2024-05-28T11:49:40.812Z - INFO [pool-140-thread-3:org.apache.kafka.clients.consumer.internals.Fetcher@1413] - [Consumer clientId=example_Products-irdcsn, groupId=index-pipeline--example_Products--fusion.connectors.datasource-products_S3_Load] Fetch position FetchPosition{offset=6963199, offsetEpoch=Optional[0], currentLeader=LeaderAndEpoch{leader=Optional[fusion5-kafka-0.fusion5-kafka-headless.fusion5.svc.cluster.local:9092 (id: 0 rack: null)], epoch=0}} is out of range for partition fusion.connectors.datasource-products_S3_Load-2, resetting offset
Adjust indexing settings
If you determine that your datasource job is failing due to an issue in Kafka, there are a few options to try.
Adjust retention parameters
One solution is to increase the Kafka data retention parameters to allow for larger documents.
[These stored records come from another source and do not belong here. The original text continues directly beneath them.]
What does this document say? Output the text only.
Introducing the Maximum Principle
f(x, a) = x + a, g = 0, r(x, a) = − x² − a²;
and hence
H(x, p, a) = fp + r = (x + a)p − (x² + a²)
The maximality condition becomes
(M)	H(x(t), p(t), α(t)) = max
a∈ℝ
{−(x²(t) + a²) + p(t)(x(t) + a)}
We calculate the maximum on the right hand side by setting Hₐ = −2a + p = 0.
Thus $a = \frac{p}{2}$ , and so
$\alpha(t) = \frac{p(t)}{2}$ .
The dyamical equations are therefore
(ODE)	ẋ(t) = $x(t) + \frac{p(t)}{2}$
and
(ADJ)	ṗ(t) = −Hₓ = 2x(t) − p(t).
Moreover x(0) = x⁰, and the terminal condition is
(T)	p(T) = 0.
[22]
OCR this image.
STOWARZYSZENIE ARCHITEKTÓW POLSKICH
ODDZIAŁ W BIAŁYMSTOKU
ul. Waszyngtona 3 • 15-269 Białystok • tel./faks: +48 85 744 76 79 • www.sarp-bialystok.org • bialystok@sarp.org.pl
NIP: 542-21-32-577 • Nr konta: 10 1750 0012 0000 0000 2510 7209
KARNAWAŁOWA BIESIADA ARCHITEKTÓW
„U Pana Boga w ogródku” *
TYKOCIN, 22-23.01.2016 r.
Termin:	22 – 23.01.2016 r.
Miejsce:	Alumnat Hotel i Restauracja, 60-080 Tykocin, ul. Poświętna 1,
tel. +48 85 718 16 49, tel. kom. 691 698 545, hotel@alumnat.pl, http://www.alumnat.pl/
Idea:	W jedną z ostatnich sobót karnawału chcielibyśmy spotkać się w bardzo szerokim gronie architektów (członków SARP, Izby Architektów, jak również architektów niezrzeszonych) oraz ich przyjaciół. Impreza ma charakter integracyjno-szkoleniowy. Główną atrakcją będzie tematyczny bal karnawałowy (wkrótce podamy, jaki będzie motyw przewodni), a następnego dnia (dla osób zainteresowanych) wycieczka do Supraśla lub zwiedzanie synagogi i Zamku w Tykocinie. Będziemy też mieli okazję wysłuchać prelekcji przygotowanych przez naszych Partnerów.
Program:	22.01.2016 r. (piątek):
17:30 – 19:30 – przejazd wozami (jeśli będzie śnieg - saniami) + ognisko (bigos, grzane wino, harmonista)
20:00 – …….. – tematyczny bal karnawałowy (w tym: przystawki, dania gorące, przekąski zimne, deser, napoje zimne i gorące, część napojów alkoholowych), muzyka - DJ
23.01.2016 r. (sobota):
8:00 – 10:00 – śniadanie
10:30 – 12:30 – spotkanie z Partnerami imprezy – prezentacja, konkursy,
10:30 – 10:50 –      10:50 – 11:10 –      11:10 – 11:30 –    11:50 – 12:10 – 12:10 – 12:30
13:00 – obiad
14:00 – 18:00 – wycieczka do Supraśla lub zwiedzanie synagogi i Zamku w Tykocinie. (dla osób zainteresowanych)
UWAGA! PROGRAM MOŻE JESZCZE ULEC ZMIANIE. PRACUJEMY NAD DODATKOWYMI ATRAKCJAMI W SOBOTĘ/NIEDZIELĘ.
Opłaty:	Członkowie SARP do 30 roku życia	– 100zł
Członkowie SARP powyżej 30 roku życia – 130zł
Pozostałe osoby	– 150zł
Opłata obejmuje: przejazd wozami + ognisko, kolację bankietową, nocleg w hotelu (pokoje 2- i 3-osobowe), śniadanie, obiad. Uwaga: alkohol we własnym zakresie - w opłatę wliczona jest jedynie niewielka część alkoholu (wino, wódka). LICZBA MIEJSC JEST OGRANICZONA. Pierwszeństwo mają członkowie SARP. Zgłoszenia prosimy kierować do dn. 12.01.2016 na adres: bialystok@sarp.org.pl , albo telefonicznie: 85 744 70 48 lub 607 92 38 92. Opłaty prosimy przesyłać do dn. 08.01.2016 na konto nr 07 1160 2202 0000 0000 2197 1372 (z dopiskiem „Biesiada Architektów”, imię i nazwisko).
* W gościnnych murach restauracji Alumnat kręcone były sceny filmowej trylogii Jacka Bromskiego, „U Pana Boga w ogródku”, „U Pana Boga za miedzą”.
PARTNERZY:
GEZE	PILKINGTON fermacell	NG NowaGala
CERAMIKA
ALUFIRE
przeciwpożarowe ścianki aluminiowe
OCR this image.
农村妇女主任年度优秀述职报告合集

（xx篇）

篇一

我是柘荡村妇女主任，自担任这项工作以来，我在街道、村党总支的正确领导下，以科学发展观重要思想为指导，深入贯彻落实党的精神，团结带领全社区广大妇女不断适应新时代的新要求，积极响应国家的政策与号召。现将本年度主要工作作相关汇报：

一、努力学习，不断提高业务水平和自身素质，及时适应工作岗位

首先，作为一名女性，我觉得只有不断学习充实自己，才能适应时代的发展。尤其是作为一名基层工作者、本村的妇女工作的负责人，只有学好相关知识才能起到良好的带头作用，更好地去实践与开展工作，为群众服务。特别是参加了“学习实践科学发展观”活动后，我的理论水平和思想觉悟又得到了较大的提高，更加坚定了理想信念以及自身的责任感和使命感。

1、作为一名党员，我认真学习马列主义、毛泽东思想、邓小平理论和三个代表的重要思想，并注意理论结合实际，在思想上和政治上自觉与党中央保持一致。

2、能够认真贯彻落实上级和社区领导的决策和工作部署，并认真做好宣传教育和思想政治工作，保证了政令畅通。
You can configure these settings in your values.yaml
file in the Helm chart.
-
The default value for
kafka.logRetentionBytes
is1073741824
bytes (1 GB).Try increasing this value to
2147483648
bytes (2 GB) or3221225472
(3 GB), or larger depending on the size of your documents.In Fusion 5.9.5, the default value is increased to 5 GB. You can also set this to
-1
to remove the size limit. If you do this, be sure to set an appropriate limit forlogRetentionHours
instead. -
The default value for
kafka.logRetentionHours
is168
(7 days).If you increase
kafka.logRetentionBytes
by a significant amount (for example, 20 GB), you might need to decrease this setting to prevent running out of disk space. However, because older log entries are deleted when either limit is reached, you should set it high enough to ensure the data remains available until it’s no longer needed. -
In Fusion, go to Indexing > Datasources and create a new datasource to trigger a new Kafka topic that incorporates these settings.
Adjust fetch settings
Another option is to decrease the values for number of fetch threads and request page size in your datasource settings.
-
In Fusion, go to Indexing > Datasources and click your datasource.
-
Click the Advanced slider to show more settings.
-
Reduce the number of Fetch Threads.
-
Reduce the Request Page Size.
This setting might not be available in every connector.